Ainda durante a plenária de lançamento do movimento, os delegados e delegadas debateram as diretrizes iniciais e sugeriram complementações ao texto final, que discorre sobre cada um dos passos. A partir de agora, com o movimento lançado, os representantes poderão criar a estrutura da organização internacional, o que significa, entre outros pontos, decidir nome, conceito, estrutura de coordenação e calendário.

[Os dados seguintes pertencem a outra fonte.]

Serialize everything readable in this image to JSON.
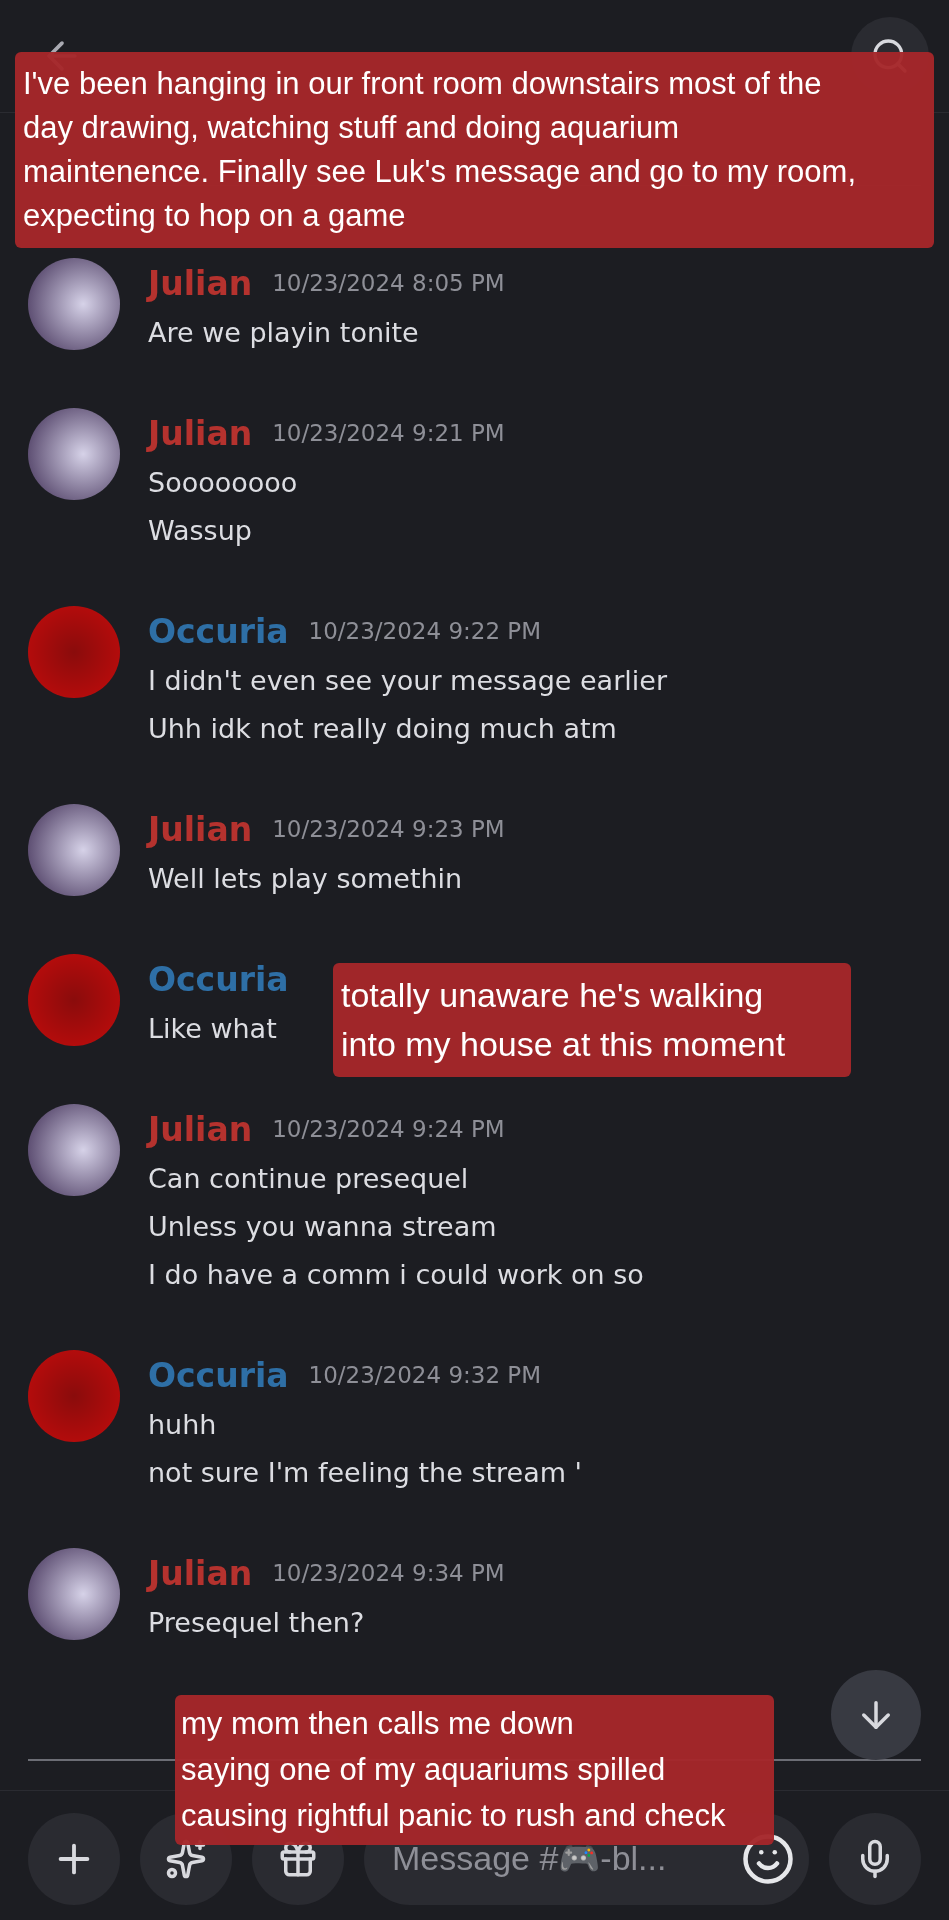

“A partir de agora, pacientemente, sem pressa e sem pausa, vamos construir. Com a particularidade de cada país, de cada povo, e sempre buscando pontos de unidade. Temos que buscar as convergências que nos permitem ter uma visão teórica e simbólica da organização. Mas a principal decisão está tomada: essa é a decisão histórica do rumo da construção internacional do movimento dos atingidos e atingidas. E, para isso, podemos nos desafiar a assumir alguns compromissos”, reforçou Dalla Costa.
O nascimento do movimento internacional de atingidos marca um passo histórico na luta popular por justiça ambiental e soberania dos povos. O que antes era um esforço articulado de forma organizativa entre países latino-americanos, transforma-se agora – três décadas após o primeiro encontro de atingidos de países diversos -, em uma frente global, sem fronteiras, que une vozes, territórios e esperanças em torno de um mesmo propósito: enfrentar o poder das grandes corporações e afirmar o direito à vida.
A decisão tomada em Belém, regada pelas águas da Amazônia, simboliza mais do que um marco organizativo, é a semente de uma nova etapa de solidariedade internacional, construída com paciência, coragem e convicção de que só a união dos povos poderá mudar o curso da história.